Onderwerp: Bezoek-historie

RSJ S-18/751/SGA, 23 november 2018, schorsing
Uitspraakdatum:23-11-2018

Dit onderwerp bevat de volgende rubrieken.

 

Nummer          : S-18/751/SGA

Betreft : [klager]          datum: 23 november 2018

De voorzitter van de beroepscommissie als bedoeld in artikel 69, tweede lid, van de Penitentiaire beginselenwet (Pbw) heeft kennisgenomen van een bij het secretariaat van de

Raad ingekomen verzoekschrift van […], verder verzoeker te noemen, verblijvende in de locatie Roermond.

Verzoeker vraagt om schorsing, met toepassing van artikel 66, eerste lid, van de Pbw, van de (verdere) tenuitvoerlegging van de beslissing van de directeur van voormelde inrichting van 21 november 2018, inhoudende de oplegging van een disciplinaire straf van opsluiting in een andere verblijfsruimte dan een strafcel gedurende vijf dagen, ingaand op 21 november 2018 om 11.45 uur en eindigend op 26 november 2018 om 11.45 uur, wegens verbale agressie naar een medegedetineerde.

De voorzitter heeft voorts kennisgenomen van de mededeling van de Commissie van Toezicht van 22 november 2018 dat het schorsingsverzoek als klaagschrift in behandeling wordt genomen, alsmede van de schriftelijke inlichtingen van de directeur van 22 november 2018.

 

1.         De beoordeling

De voorzitter stelt voorop dat in het kader van het verzoek om schorsing van de tenuitvoerlegging van een beslissing van de directeur slechts ruimte bestaat voor een voorlopige beoordeling en dat de zaak niet ten gronde kan worden onderzocht en beslist. Aan de orde is daarom slechts de vraag of de beslissing waartegen beklag is ingediend in strijd is met een wettelijk voorschrift dan wel zodanig onredelijk of onbillijk is dat er een spoedeisend belang is om thans over te gaan tot schorsing van de (verdere) tenuitvoerlegging van die beslissing. Naar het oordeel van de voorzitter is dat het geval.

Uit de inlichtingen van de directeur, waaronder het schriftelijke verslag van

21 november 2018, blijkt dat een medegedetineerde van verzoeker in de werkzaal naar verzoeker begon te schreeuwen en dat de gemoederen vervolgens hoog opliepen, waarop voormelde medegedetineerde een stoel naar verzoeker wilde gooien en hem wilde aanvallen. Een andere medegedetineerde heeft ingegrepen en een verdere escalatie voorkomen.

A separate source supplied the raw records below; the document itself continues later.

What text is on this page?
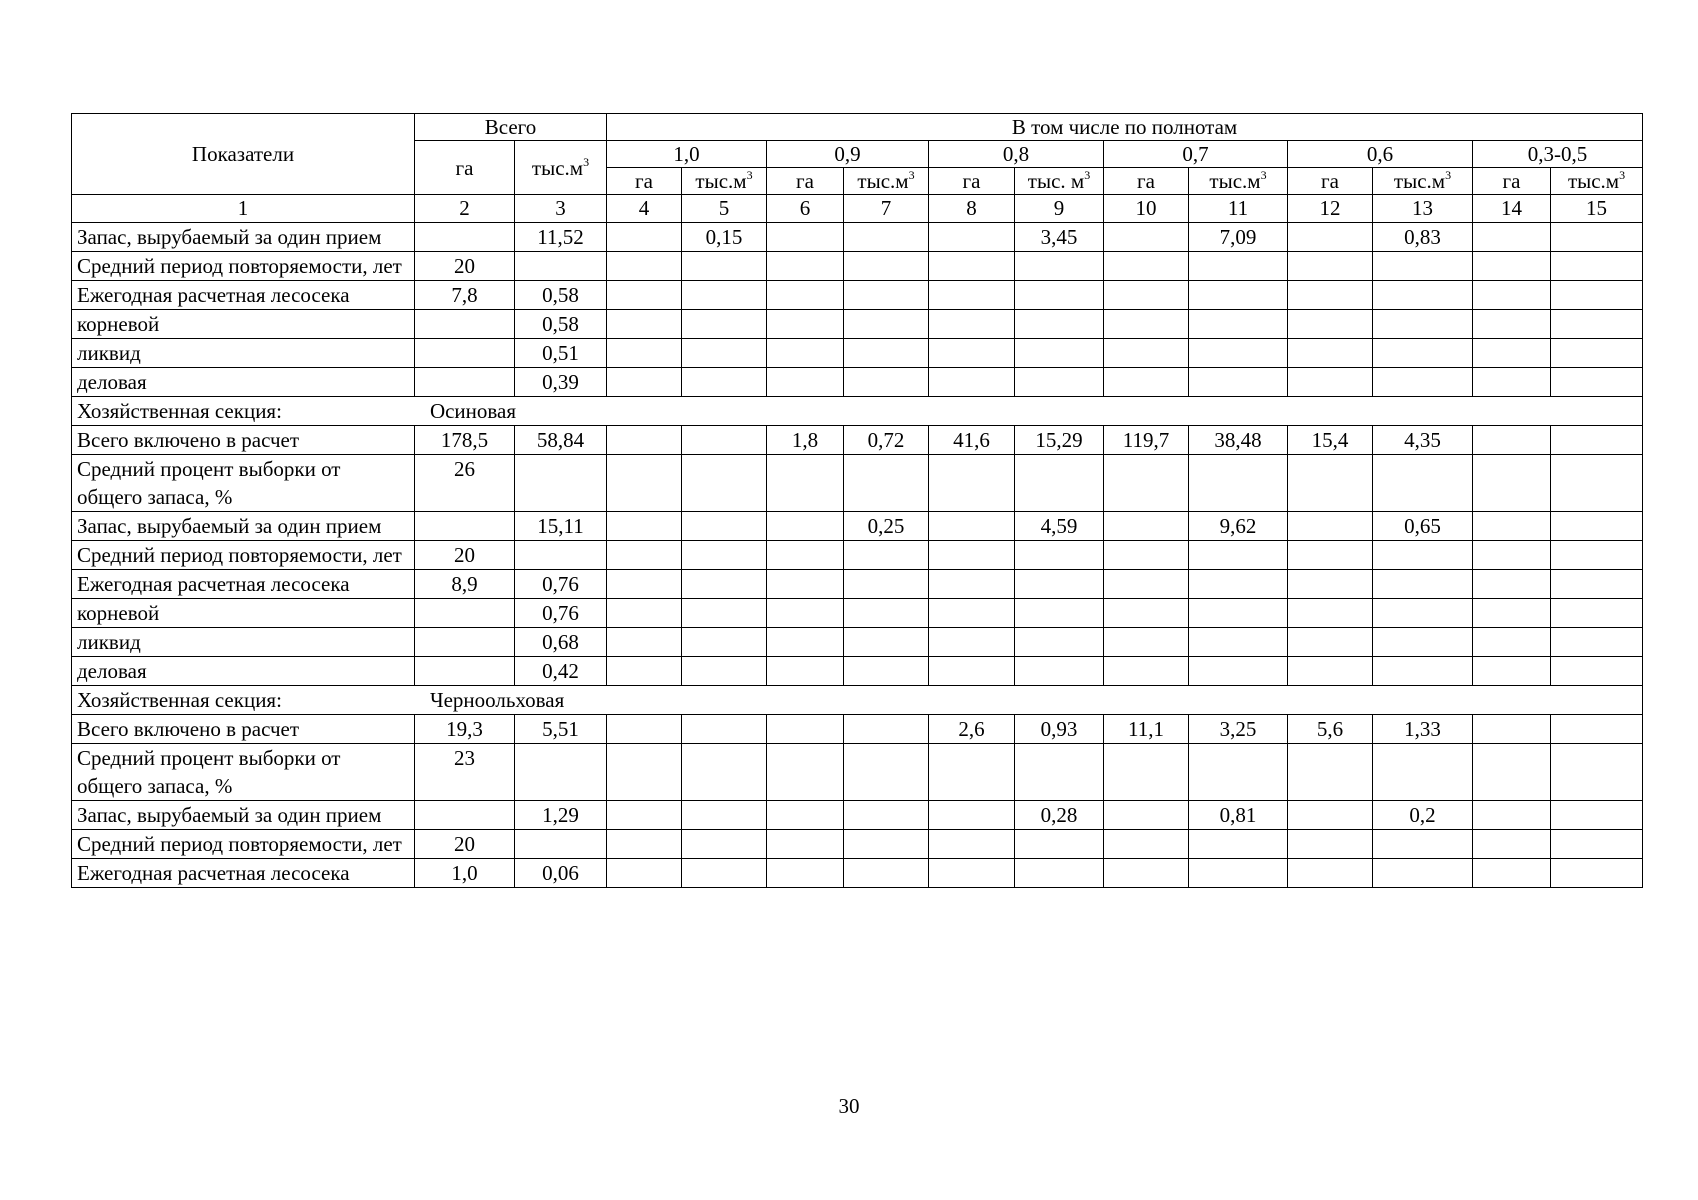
Показатели	Всего		В том числе по полнотам											
	га	$тыс.м^3$	1,0		0,9		0,8		0,7		0,6		0,3-0,5	
			га	$тыс.м^3$	га	$тыс.м^3$	га	тыс. $м^3$	га	$тыс.м^3$	га	$тыс.м^3$	га	$тыс.м^3$
1	2	3	4	5	6	7	8	9	10	11	12	13	14	15
Запас, вырубаемый за один прием		11,52		0,15				3,45		7,09		0,83		
Средний период повторяемости, лет	20													
Ежегодная расчетная лесосека	7,8	0,58												
корневой		0,58												
ликвид		0,51												
деловая		0,39												
Хозяйственная секция: Осиновая														
Всего включено в расчет	178,5	58,84			1,8	0,72	41,6	15,29	119,7	38,48	15,4	4,35		
Средний процент выборки от общего запаса, %	26													
Запас, вырубаемый за один прием		15,11				0,25		4,59		9,62		0,65		
Средний период повторяемости, лет	20													
Ежегодная расчетная лесосека	8,9	0,76												
корневой		0,76												
ликвид		0,68												
деловая		0,42												
Хозяйственная секция: Черноольховая														
Всего включено в расчет	19,3	5,51					2,6	0,93	11,1	3,25	5,6	1,33		
Средний процент выборки от общего запаса, %	23													
Запас, вырубаемый за один прием		1,29						0,28		0,81		0,2		
Средний период повторяемости, лет	20													
Ежегодная расчетная лесосека	1,0	0,06												
30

De voorzitter overweegt dat uit het schriftelijk verslag niet blijkt waaruit verzoekers aandeel in de ordeverstoring heeft bestaan. De directeur gaat er van uit dat verzoeker zich provocerend en bedreigend heeft opgesteld. Verzoeker ontkent dit. Nu niet uit het verslag blijkt dat verzoeker zich provocerend en bedreigend heeft opgesteld en de directeur dit zelf ook niet heeft waargenomen, zijn er naar het voorlopig oordeel van de voorzitter geen aanwijzingen voor strafwaardig gedrag, zodat een grondslag voor een op te leggen disciplinaire straf ontbreekt.

Het verzoek zal daarom worden toegewezen.

2.         De uitspraak

De voorzitter wijst het verzoek toe en schorst de tenuitvoerlegging van de beslissing van de directeur tot het moment dat de beklagcommissie op het onderliggende beklag zal hebben beslist.

 

Aldus gedaan door mr. J.D. den Hartog, voorzitter, in tegenwoordigheid van mr. J. Warntjes, secretaris, op  23 november 2018.